Website screenshot Regnum

Website screensot RIA Novosti

Website screenshot Kriminform

 

Tous ces médias se sont basés sur la déclaration d’un sénateur pro-Kremlin de la péninsule, Sergey Tzekov, celles d’un membre du Comité de la Douma de la Fédération de Russie sur les technologies de l’information, Evgeniy Revenko, et celles du politologue russe Aleksandr Bedritskiy.

«Les résultats («des élections» en Crimée – ndlr.) du vote sont de plus de 90% des voix pour cet homme (à propos de Vladimir Poutine – ndlr.), qui a assumé ses responsabilités lors de la décision fatidique. Les résidents (de Crimée – ndlr.) ont réaffirmé leurs paroles», – a dit Revenko lors de l’émission du soir «60 minutes» sur Rossia 1.

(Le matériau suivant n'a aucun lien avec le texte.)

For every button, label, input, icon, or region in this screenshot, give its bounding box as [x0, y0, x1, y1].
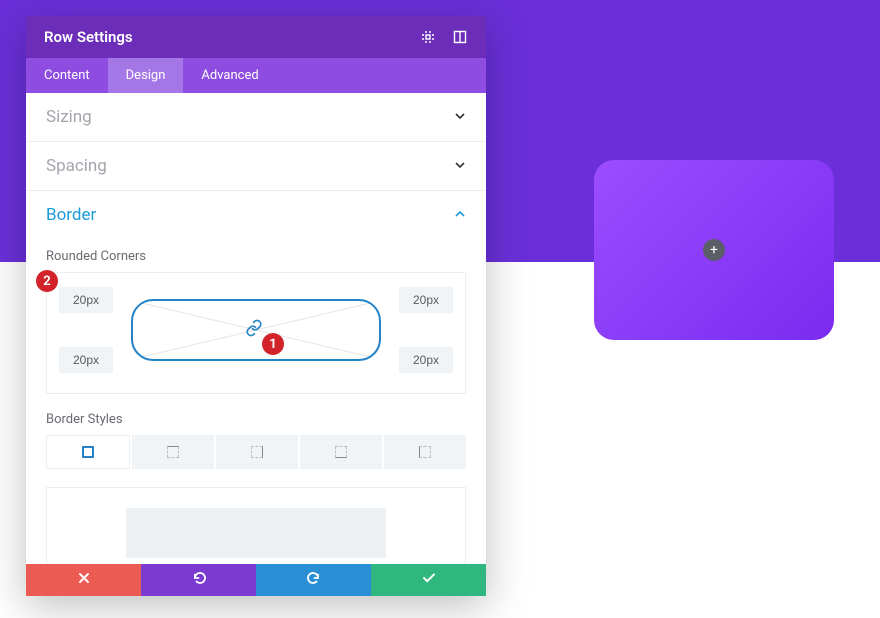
tab-advanced[interactable]: Advanced: [183, 58, 276, 93]
redo-button[interactable]: [256, 564, 371, 596]
panel-title: Row Settings: [44, 28, 133, 46]
section-spacing-toggle[interactable]: Spacing: [26, 142, 486, 190]
row-settings-panel: Row Settings Content Design Advanced: [26, 16, 486, 596]
cancel-button[interactable]: [26, 564, 141, 596]
section-spacing: Spacing: [26, 142, 486, 191]
border-style-top[interactable]: [132, 435, 214, 469]
corner-bottom-left-input[interactable]: [59, 347, 113, 373]
section-sizing: Sizing: [26, 93, 486, 142]
callout-marker-2: 2: [36, 270, 58, 292]
corner-bottom-right-input[interactable]: [399, 347, 453, 373]
square-left-icon: [419, 446, 431, 458]
tab-design[interactable]: Design: [108, 58, 184, 93]
border-style-all[interactable]: [46, 435, 130, 469]
callout-marker-1: 1: [262, 333, 284, 355]
section-border: Border Rounded Corners 2: [26, 191, 486, 564]
undo-icon: [192, 571, 206, 589]
panel-header-icons: [420, 29, 468, 45]
add-module-button[interactable]: +: [703, 239, 725, 261]
tab-content[interactable]: Content: [26, 58, 108, 93]
section-border-toggle[interactable]: Border: [26, 191, 486, 239]
square-top-icon: [167, 446, 179, 458]
border-preview-inner: [126, 508, 386, 558]
corner-grid: 1: [59, 287, 453, 373]
plus-icon: +: [710, 243, 718, 257]
chevron-up-icon: [454, 208, 466, 223]
chevron-down-icon: [454, 110, 466, 125]
redo-icon: [307, 571, 321, 589]
save-button[interactable]: [371, 564, 486, 596]
row-preview-card: +: [594, 160, 834, 340]
rounded-corners-label: Rounded Corners: [46, 249, 466, 264]
link-icon: [245, 319, 263, 342]
panel-header: Row Settings: [26, 16, 486, 58]
corner-top-right-input[interactable]: [399, 287, 453, 313]
close-icon: [78, 572, 90, 588]
settings-tabs: Content Design Advanced: [26, 58, 486, 93]
border-style-left[interactable]: [384, 435, 466, 469]
section-sizing-toggle[interactable]: Sizing: [26, 93, 486, 141]
square-bottom-icon: [335, 446, 347, 458]
border-style-selector: [46, 435, 466, 469]
check-icon: [422, 571, 436, 589]
rounded-corners-control: 2 1: [46, 272, 466, 394]
section-border-body: Rounded Corners 2: [26, 249, 486, 564]
border-preview-box: [46, 487, 466, 564]
panel-body[interactable]: Sizing Spacing Border R: [26, 93, 486, 564]
square-icon: [82, 446, 94, 458]
crosshair-icon[interactable]: [420, 29, 436, 45]
border-styles-label: Border Styles: [46, 412, 466, 427]
panel-footer: [26, 564, 486, 596]
square-right-icon: [251, 446, 263, 458]
section-border-label: Border: [46, 205, 96, 225]
corner-top-left-input[interactable]: [59, 287, 113, 313]
border-style-bottom[interactable]: [300, 435, 382, 469]
section-spacing-label: Spacing: [46, 156, 107, 176]
columns-icon[interactable]: [452, 29, 468, 45]
section-sizing-label: Sizing: [46, 107, 92, 127]
link-corners-toggle[interactable]: 1: [131, 299, 381, 361]
border-style-right[interactable]: [216, 435, 298, 469]
chevron-down-icon: [454, 159, 466, 174]
undo-button[interactable]: [141, 564, 256, 596]
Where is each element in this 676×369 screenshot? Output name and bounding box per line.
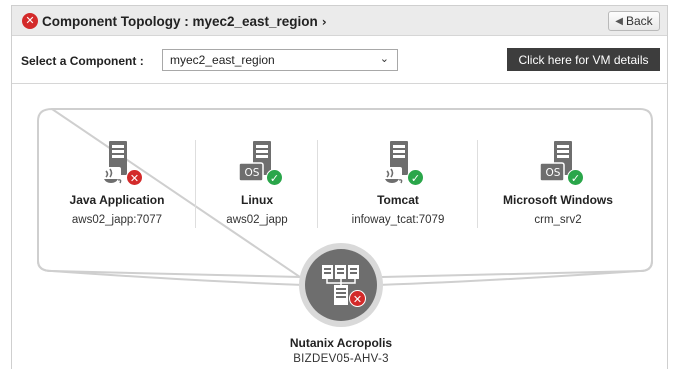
error-status-icon: ✕ <box>22 13 38 29</box>
component-host: crm_srv2 <box>534 214 582 226</box>
component-host: aws02_japp:7077 <box>71 214 163 226</box>
java-server-icon: ✕ <box>95 139 143 187</box>
hypervisor-icon <box>305 249 377 321</box>
hypervisor-name: Nutanix Acropolis <box>289 336 393 350</box>
error-badge-icon: ✕ <box>126 169 143 186</box>
os-server-icon: OS ✓ <box>235 139 283 187</box>
divider <box>477 140 478 228</box>
component-name: Linux <box>241 193 273 207</box>
chevron-right-icon[interactable]: › <box>322 15 327 29</box>
hypervisor-host: BIZDEV05-AHV-3 <box>293 353 389 365</box>
ok-badge-icon: ✓ <box>407 169 424 186</box>
component-name: Tomcat <box>377 193 419 207</box>
topology-canvas: ✕ Java Application aws02_japp:7077 OS ✓ … <box>12 85 667 369</box>
java-server-icon: ✓ <box>376 139 424 187</box>
chevron-down-icon: ⌄ <box>379 52 389 65</box>
component-name: Microsoft Windows <box>503 193 613 207</box>
hypervisor-node[interactable]: ✕ <box>299 243 383 327</box>
component-select-value: myec2_east_region <box>170 53 275 67</box>
os-server-icon: OS ✓ <box>536 139 584 187</box>
back-button-label: Back <box>626 14 653 28</box>
topology-panel: ✕ Component Topology : myec2_east_region… <box>11 5 668 369</box>
back-button[interactable]: ◀ Back <box>608 11 660 31</box>
error-badge-icon: ✕ <box>349 290 366 307</box>
component-select-label: Select a Component : <box>21 54 144 68</box>
component-tomcat[interactable]: ✓ Tomcat infoway_tcat:7079 <box>323 139 473 226</box>
component-selector-row: Select a Component : myec2_east_region ⌄… <box>12 36 667 84</box>
back-arrow-icon: ◀ <box>615 15 623 27</box>
os-label: OS <box>545 167 561 179</box>
vm-details-button[interactable]: Click here for VM details <box>507 48 660 71</box>
component-java-application[interactable]: ✕ Java Application aws02_japp:7077 <box>42 139 192 226</box>
panel-header: ✕ Component Topology : myec2_east_region… <box>12 6 667 36</box>
page-title-text: Component Topology : myec2_east_region <box>42 14 318 29</box>
component-select[interactable]: myec2_east_region ⌄ <box>162 49 398 71</box>
component-linux[interactable]: OS ✓ Linux aws02_japp <box>182 139 332 226</box>
os-label: OS <box>244 167 260 179</box>
page-title: Component Topology : myec2_east_region › <box>42 14 327 29</box>
ok-badge-icon: ✓ <box>266 169 283 186</box>
component-name: Java Application <box>69 193 165 207</box>
component-host: infoway_tcat:7079 <box>351 214 445 226</box>
component-host: aws02_japp <box>226 214 288 226</box>
component-microsoft-windows[interactable]: OS ✓ Microsoft Windows crm_srv2 <box>483 139 633 226</box>
ok-badge-icon: ✓ <box>567 169 584 186</box>
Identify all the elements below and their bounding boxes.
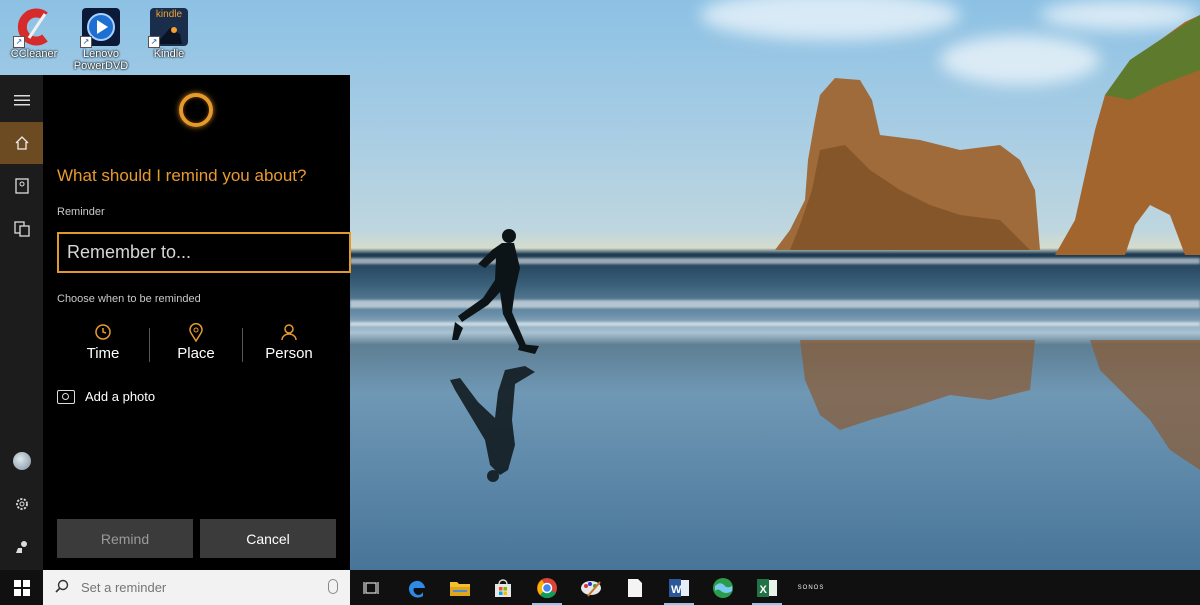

StopFake a reçu les commentaires d’Anton Korinevitch, juriste international. Selon ses explications, les «élections présidentielles» qui ont eu lieu sur la péninsule n’ont aucun effet juridique.

«Au regard du droit international, les élections présidentielles russes sur le territoire de la Crimée et de Sébastopol n’ont pas eu lieu, et les résultats n’aurait eu qu’un impact négligeable. La position de l’Ukraine et des autres Etats du monde sur la non-reconnaissance de leurs résultats est logique. En ce qui concerne le soi-disant référendum de 2014, il faut se rappeler qu’il a été complètement abusif et illégal – au regard du droit international et dans la perspective du droit en Ukraine. Tout cela est précisé dans la première résolution de l’Assemblée générale sur la Crimée», a dit Korinevitch.

Le Ministère des affaires étrangères de l’Ukraine a déclaré aussi que les élections présidentielles russes en Crimée sont sans conséquences.

Il convient de préciser que les organisations internationales ont défini l’annexion et l’occupation de la Crimée comme illégale et ont condamné les actions de la Russie. Les pays occidentaux ont adopté un nombre considérable de sanctions économiques.